O acirramento dos ânimos, que resultou nos conflitos armados entre latifundiários e trabalhadores sem-terra, tem sua explicação básica na histórica omissão do Poder Público, que sempre fez da reforma agrária um tabu. Nesse aspecto, é de acerto exemplar o editorial "Sem Violência", do jornal Correio Braziliense, edição de 19 de junho último:

      "O Estado tem a parcela maior de responsabilidade", diz o artigo. "A questão fundiária agrava-se ano a ano, graças à omissão de sucessivos governos. O Estatuto da Terra, concebido ainda ao tempo do regime militar - e considerado instrumento conservador - , completa 31 anos sem que jamais tenha sido aplicado."

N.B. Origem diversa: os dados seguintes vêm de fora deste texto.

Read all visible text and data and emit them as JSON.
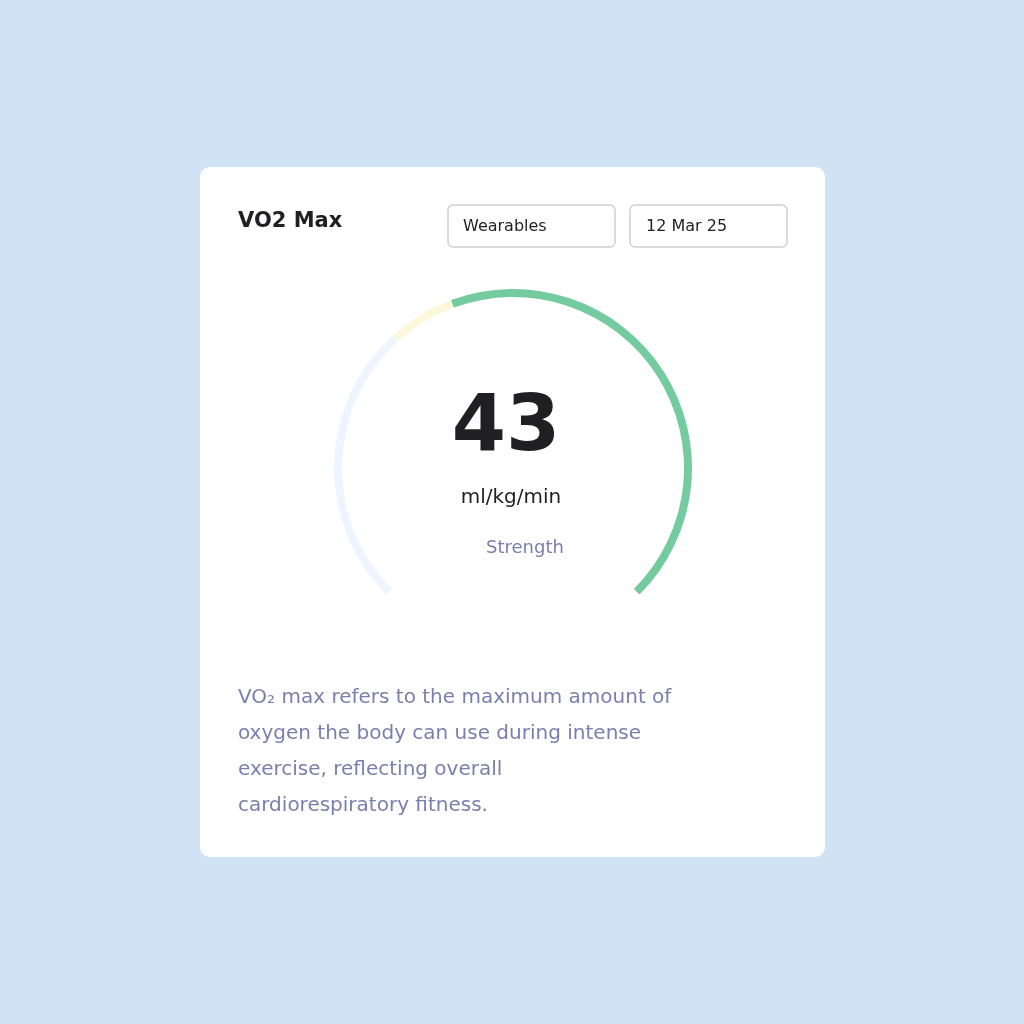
{
  "chart_data": {
    "type": "donut",
    "title": "VO2 Max",
    "categories": [
      null,
      null,
      null
    ],
    "values": [
      34.4,
      8.1,
      57.5
    ],
    "colors": [
      "#eef5fe",
      "#fdf8dc",
      "#74cb9f"
    ],
    "annotations": [
      "Wearables",
      "12 Mar 25",
      "43",
      "ml/kg/min",
      "Strength",
      "VO₂ max refers to the maximum amount of oxygen the body can use during intense exercise, reflecting overall cardiorespiratory fitness."
    ]
  }
}
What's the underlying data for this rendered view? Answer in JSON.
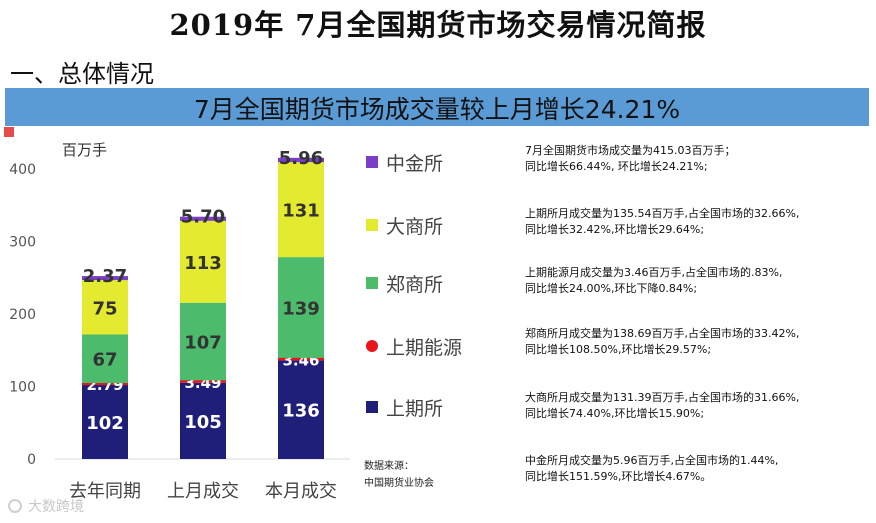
{
  "report_title": "2019年 7月全国期货市场交易情况简报",
  "section_heading": "一、总体情况",
  "banner": "7月全国期货市场成交量较上月增长24.21%",
  "chart_data": {
    "type": "bar",
    "stacked": true,
    "unit_label": "百万手",
    "categories": [
      "去年同期",
      "上月成交",
      "本月成交"
    ],
    "ylim": [
      0,
      420
    ],
    "yticks": [
      0,
      100,
      200,
      300,
      400
    ],
    "grid": false,
    "legend_position": "right",
    "series": [
      {
        "name": "上期所",
        "values": [
          102,
          105,
          136
        ],
        "labels": [
          "102",
          "105",
          "136"
        ],
        "color": "#1f1f7a",
        "label_color": "#ffffff"
      },
      {
        "name": "上期能源",
        "values": [
          2.79,
          3.49,
          3.46
        ],
        "labels": [
          "2.79",
          "3.49",
          "3.46"
        ],
        "color": "#e8151b",
        "label_color": "#ffffff"
      },
      {
        "name": "郑商所",
        "values": [
          67,
          107,
          139
        ],
        "labels": [
          "67",
          "107",
          "139"
        ],
        "color": "#4cbb6c",
        "label_color": "#333333"
      },
      {
        "name": "大商所",
        "values": [
          75,
          113,
          131
        ],
        "labels": [
          "75",
          "113",
          "131"
        ],
        "color": "#e3ea2f",
        "label_color": "#333333"
      },
      {
        "name": "中金所",
        "values": [
          2.37,
          5.7,
          5.96
        ],
        "labels": [
          "2.37",
          "5.70",
          "5.96"
        ],
        "color": "#7b3fc7",
        "label_color": "#333333"
      }
    ],
    "legend_order": [
      "中金所",
      "大商所",
      "郑商所",
      "上期能源",
      "上期所"
    ]
  },
  "source": {
    "line1": "数据来源：",
    "line2": "中国期货业协会"
  },
  "notes": [
    {
      "line1": "7月全国期货市场成交量为415.03百万手；",
      "line2": "同比增长66.44%, 环比增长24.21%;"
    },
    {
      "line1": "上期所月成交量为135.54百万手,占全国市场的32.66%,",
      "line2": "同比增长32.42%,环比增长29.64%;"
    },
    {
      "line1": "上期能源月成交量为3.46百万手,占全国市场的.83%,",
      "line2": "同比增长24.00%,环比下降0.84%;"
    },
    {
      "line1": "郑商所月成交量为138.69百万手,占全国市场的33.42%,",
      "line2": "同比增长108.50%,环比增长29.57%;"
    },
    {
      "line1": "大商所月成交量为131.39百万手,占全国市场的31.66%,",
      "line2": "同比增长74.40%,环比增长15.90%;"
    },
    {
      "line1": "中金所月成交量为5.96百万手,占全国市场的1.44%,",
      "line2": "同比增长151.59%,环比增长4.67%。"
    }
  ],
  "watermark": "大数跨境"
}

Faz tanto tempo, Sr. Presidente, Srªs e Srs. Senadores, que se reclama a execução da reforma agrária no Brasil que o tema, agora, parece ultrapassado. Afinal, os países europeus promoveram a desconcentração fundiária no século passado ou em tempos ainda mais remotos. Além disso, o modelo econômico e a estrutura produtiva passaram por profundas modificações nas últimas décadas. O próprio Presidente Fernando Henrique Cardoso, na análise do jornalista Ricardo Amaral, de O Estado de S.Paulo, consideraria a reforma uma bandeira social superada.

Para o Presidente Fernando Henrique, o ritmo de desapropriações e assentamentos é bom: 46 mil famílias assentadas em seu Governo até o momento; mais 60 mil ainda este ano, e cerca de 120 mil no ano que vem. A demanda por um pedaço de solo, na sua opinião, não é tão grande como o Movimento dos Sem-Terra alardeia. A Gazeta Mercantil, edição de 21 e 23 de junho passado, sugere a existência de interesses políticos nas atividades dos sem-terra e atribui a um assessor do Chefe do Executivo a seguinte declaração: "Surgiu um grupo de pessoas bem informadas e politizadas que arregimentou pessoas para pressionar o Governo com invasões. Será que esse movimento quer realmente a reforma agrária, ou será que quer a bandeira da reforma"?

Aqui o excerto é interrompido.